O mais espantoso, segundo ele, é a “mobilização que estes projectos têm”. O mais recente laboratório decorreu no bairro de Santiago, “um dos mais delicados de Aveiro”, onde no lançamento do projecto “estiveram presentes nas iniciativas quase cem pessoas, com 60 a trabalharem no mesmo durante três meses, sendo dez dos projectos desenvolvidos do inicio ao fim, com resultados concretos de transformação”.

As diferentes fases de construção começam pelo diálogo, pela reflexão, seguindo-se “a imersão no bairro, de forma a ser criada uma consciência sobre os problemas que se enfrentam”. Depois, é lançada uma convocatória de ideias, onde se identifica aquelas que os moradores do bairro sentem que deviam ser implementadas. “As ideias no caso de Santiago foram tão diversas como o problema da poluição e abandono do jardim do bairro — tivemos uma escola que esteve dois meses a trabalhar com as crianças de cinco e seis anos numa campanha de sensibilização — ou um grupo de empresas da área da tecnologia que esteve a trabalhar com pessoas idosas na capacitação tecnológica. Noutro caso, tivemos a comunidade africana, que tem uma representação forte, a dar-se a conhecer através da gastronomia, fazendo workshops de partilha culinária e de confecção. Enfim, todas estas iniciativas são construídas de forma colaborativa — havia um promotor e um conjunto de colaboradores — e esteve-se a trabalhar nelas durante três meses, concretizando-se propostas e aprendendo-se a dialogar, com pessoas muito diferentes, de gerações e perfis diversos. E isso foi muito inspirador e feito sem apoios.”

Do lado dos poderes públicos, este tipo de acções ainda gera desconforto. “Vêem-nos com desconfiança. E essa é a grande batalha a travar, mostrar que aqui não existe nenhuma ameaça. O que tem de haver é uma mudança no estilo de governação, uma maior abertura, porque a verdade é esta: quando são criadas as condições, as pessoas envolvem-se, querem participar e todos ficam a ganhar. O que é preciso é haver espaços adequados, para que as pessoas se sintam confortáveis, sabendo que vão ser ouvidas no início dos processos e não no final, e que aquilo que transmitem é comunicado de forma inteligível, podendo ter consequências.”

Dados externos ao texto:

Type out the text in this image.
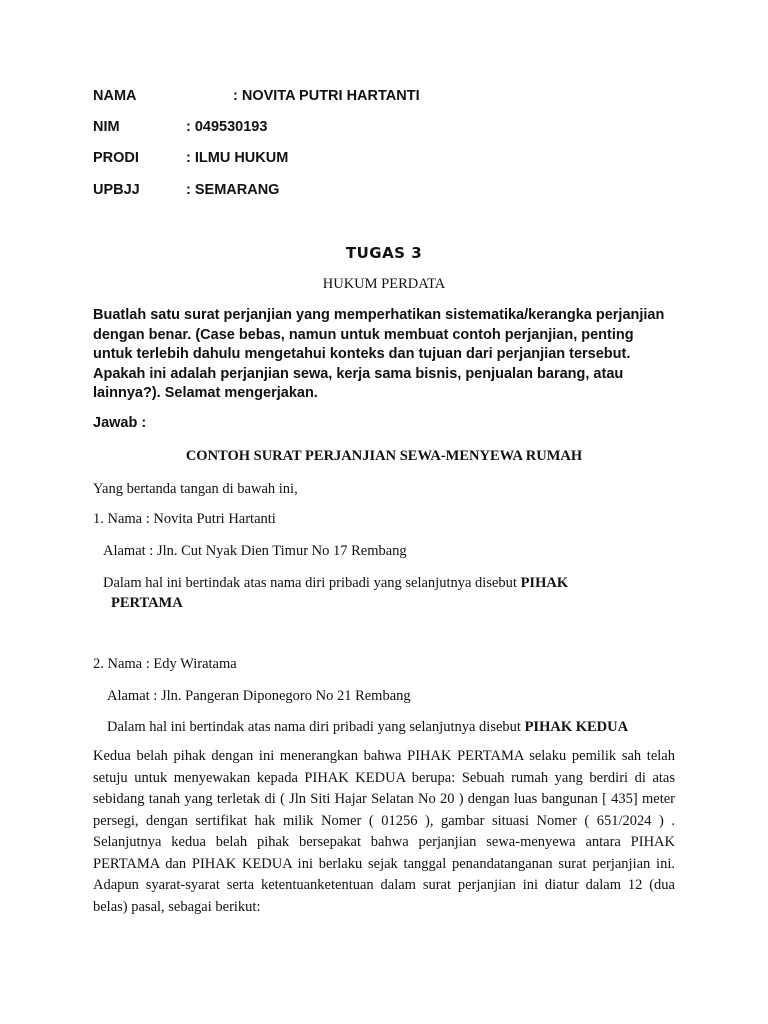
NAMA	: NOVITA PUTRI HARTANTI
NIM	: 049530193
PRODI	: ILMU HUKUM
UPBJJ	: SEMARANG
TUGAS 3
HUKUM PERDATA
Buatlah satu surat perjanjian yang memperhatikan sistematika/kerangka perjanjian dengan benar. (Case bebas, namun untuk membuat contoh perjanjian, penting untuk terlebih dahulu mengetahui konteks dan tujuan dari perjanjian tersebut. Apakah ini adalah perjanjian sewa, kerja sama bisnis, penjualan barang, atau lainnya?). Selamat mengerjakan.
Jawab :
CONTOH SURAT PERJANJIAN SEWA-MENYEWA RUMAH
Yang bertanda tangan di bawah ini,
1. Nama : Novita Putri Hartanti
Alamat : Jln. Cut Nyak Dien Timur No 17 Rembang
Dalam hal ini bertindak atas nama diri pribadi yang selanjutnya disebut PIHAK
PERTAMA
2. Nama : Edy Wiratama
Alamat : Jln. Pangeran Diponegoro No 21 Rembang
Dalam hal ini bertindak atas nama diri pribadi yang selanjutnya disebut PIHAK KEDUA
Kedua belah pihak dengan ini menerangkan bahwa PIHAK PERTAMA selaku pemilik sah telah setuju untuk menyewakan kepada PIHAK KEDUA berupa: Sebuah rumah yang berdiri di atas sebidang tanah yang terletak di ( Jln Siti Hajar Selatan No 20 ) dengan luas bangunan [ 435] meter persegi, dengan sertifikat hak milik Nomer ( 01256 ), gambar situasi Nomer ( 651/2024 ) . Selanjutnya kedua belah pihak bersepakat bahwa perjanjian sewa-menyewa antara PIHAK PERTAMA dan PIHAK KEDUA ini berlaku sejak tanggal penandatanganan surat perjanjian ini. Adapun syarat-syarat serta ketentuanketentuan dalam surat perjanjian ini diatur dalam 12 (dua belas) pasal, sebagai berikut:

Quem detém o poder tem de estar cada vez mais disponível para o repartir de forma não artificial, criando condições para uma relação mais horizontal com os cidadãos. Estes por sua vez têm a responsabilidade de estar prontos para intervir, não se ficando pela reactividade, dispondo-se à reflexão em colectivo. E para isso acontecer são necessários mediadores e canais de informação eficientes, para que não se gere um diálogo de surdos. Em nome de uma cidade de todos para todos.